Humanitarian actors can beg European governments to put people’s lives before politics. Nothing works. While 18,360 people have drowned or disappeared in the Mediterranean since 2014; while the majority of these deaths have occurred in international waters between Libya, Italy and Malta, along what remains the deadliest migration route in the world, what is the response of European leaders?

Do they urgently establish proactive and sufficient search and rescue capabilities and competent and responsive coordination authorities in the Mediterranean Sea to prevent further loss of life? Do they stop punitive actions against NGOs that try to provide vital assistance to fill the current lack of such provision? Do they remove the current political and material support for the system of forcibly returning migrants to arbitrary and inhuman detention in Libya?

No, none of that.

In March 2019, the European Union took the decision to suspend the deployment of its means of rescuing migrants at sea in the Central Mediterranean, while taking care to extend the funding and training of the Libyan coastguard, which began in October 2016. This will allow them to continue to intercept migrants and forcibly return them to Libya with the consent, support and funds of the EU.

Up to the summer of 2018, the coordination of rescues off Libya was carried out by the rescue coordination centre in Rome.
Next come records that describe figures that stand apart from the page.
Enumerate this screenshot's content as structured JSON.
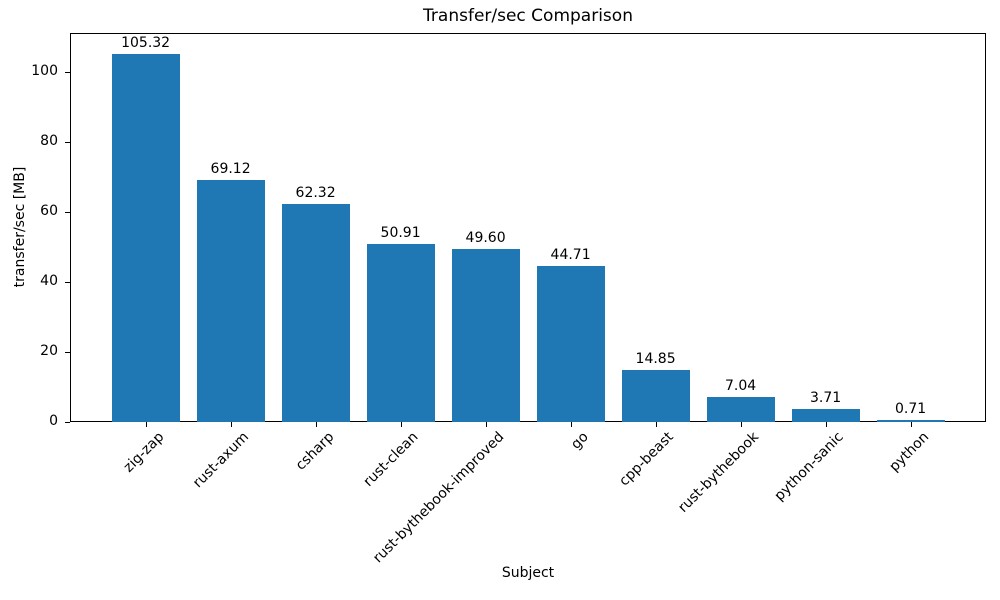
{
  "chart_data": {
    "type": "bar",
    "title": "Transfer/sec Comparison",
    "xlabel": "Subject",
    "ylabel": "transfer/sec [MB]",
    "categories": [
      "zig-zap",
      "rust-axum",
      "csharp",
      "rust-clean",
      "rust-bythebook-improved",
      "go",
      "cpp-beast",
      "rust-bythebook",
      "python-sanic",
      "python"
    ],
    "values": [
      105.32,
      69.12,
      62.32,
      50.91,
      49.6,
      44.71,
      14.85,
      7.04,
      3.71,
      0.71
    ],
    "value_labels": [
      "105.32",
      "69.12",
      "62.32",
      "50.91",
      "49.60",
      "44.71",
      "14.85",
      "7.04",
      "3.71",
      "0.71"
    ],
    "yticks": [
      0,
      20,
      40,
      60,
      80,
      100
    ],
    "ylim": [
      0,
      111.25
    ],
    "bar_color": "#1f77b4",
    "grid": false,
    "legend_position": "none"
  }
}
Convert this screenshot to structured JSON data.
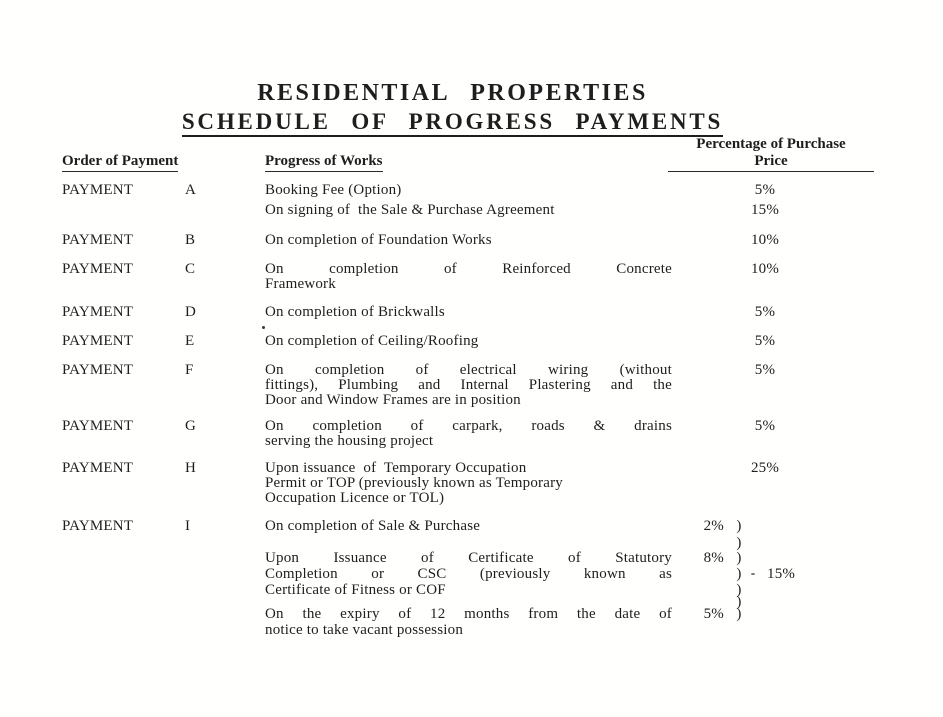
{
  "doc": {
    "title1": "RESIDENTIAL PROPERTIES",
    "title2": "SCHEDULE OF PROGRESS PAYMENTS"
  },
  "columns": {
    "pct_header": "Percentage of Purchase",
    "pct_header_line2": "Price",
    "order_header": "Order of Payment",
    "works_header": "Progress of Works"
  },
  "lines": [
    {
      "order": "PAYMENT",
      "letter": "A",
      "text": "Booking Fee (Option)",
      "pct": "5%",
      "gap": 0
    },
    {
      "text": "On signing of  the Sale & Purchase Agreement",
      "pct": "15%",
      "gap": 5
    },
    {
      "order": "PAYMENT",
      "letter": "B",
      "text": "On completion of Foundation Works",
      "pct": "10%",
      "gap": 15
    },
    {
      "order": "PAYMENT",
      "letter": "C",
      "text": "On completion of Reinforced Concrete",
      "pct": "10%",
      "gap": 14,
      "justify": true
    },
    {
      "text": "Framework",
      "gap": 0
    },
    {
      "order": "PAYMENT",
      "letter": "D",
      "text": "On completion of Brickwalls",
      "pct": "5%",
      "gap": 13
    },
    {
      "order": "PAYMENT",
      "letter": "E",
      "text": "On completion of Ceiling/Roofing",
      "pct": "5%",
      "gap": 14
    },
    {
      "order": "PAYMENT",
      "letter": "F",
      "text": "On completion of electrical wiring (without",
      "pct": "5%",
      "gap": 14,
      "justify": true
    },
    {
      "text": "fittings), Plumbing and Internal Plastering and the",
      "gap": 0,
      "justify": true
    },
    {
      "text": "Door and Window Frames are in position",
      "gap": 0
    },
    {
      "order": "PAYMENT",
      "letter": "G",
      "text": "On completion of carpark, roads & drains",
      "pct": "5%",
      "gap": 11,
      "justify": true
    },
    {
      "text": "serving the housing project",
      "gap": 0
    },
    {
      "order": "PAYMENT",
      "letter": "H",
      "text": "Upon issuance  of  Temporary Occupation",
      "pct": "25%",
      "gap": 12
    },
    {
      "text": "Permit or TOP (previously known as Temporary",
      "gap": 0
    },
    {
      "text": "Occupation Licence or TOL)",
      "gap": 0
    },
    {
      "order": "PAYMENT",
      "letter": "I",
      "text": "On completion of Sale & Purchase",
      "ipct": "2%",
      "br": ")",
      "gap": 13
    },
    {
      "br": ")",
      "gap": 2
    },
    {
      "text": "Upon Issuance of Certificate of Statutory",
      "ipct": "8%",
      "br": ")",
      "gap": 0,
      "justify": true
    },
    {
      "text": "Completion or CSC (previously known as",
      "br": ")",
      "side": "15%",
      "gap": 1,
      "justify": true
    },
    {
      "text": "Certificate of Fitness or COF",
      "br": ")",
      "gap": 1
    },
    {
      "br": ")",
      "gap": -3
    },
    {
      "text": "On the expiry of 12 months from the date of",
      "ipct": "5%",
      "br": ")",
      "gap": -3,
      "justify": true
    },
    {
      "text": "notice to take vacant possession",
      "gap": 1
    }
  ]
}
But since July 2016, the EU has mandated the Italian coastguard to support the establishment of such a centre in Tripoli under the responsibility of the Libyans.

This has been the case since the summer of 2018.

While Libya has become over the years a reliable partner in migration policies as the EU has renounced it, NGOs and life-savers in the Mediterranean continue to be criminalised.

Pia Klemp, the former captain of the migrant rescue ships Iuventa, then Sea Watch-3, is accused by the Italian courts of “suspicion of aiding and abetting illegal immigration”. She faces 20 years in prison in Italy. Her crime: saving lives at sea.

In 2018, the search and rescue vessel Aquarius, managed by SOS Méditerranée in partnership with Médecins Sans Frontières, was prevented from entering Italian ports and lost its flag and registration. A continuous campaign of denigration, slander, intimidation, grotesque accusations and obstructions forced the two NGOs to stop their search and rescue operations.

Over the past year, ship blockages in the Central Mediterranean have become the new “norm”, with more than 18 publicly documented incidents. These blockades lasted 140 days, or more than four months, during which 2,443 vulnerable men, women and children were trapped at sea as European leaders debated their future.

The consequences of the criminalisation of rescue at sea not only affect humanitarian vessels, but also make the very obligation to provide assistance to persons in distress at sea a rule lacking reality. Does Europe still have the means to save its soul by putting in place the measures that would make this duty of assistance a reality? Personally, I would still like to believe in it.

Christophe Hebting is head of communications at Médecins Sans Frontières Luxembourg.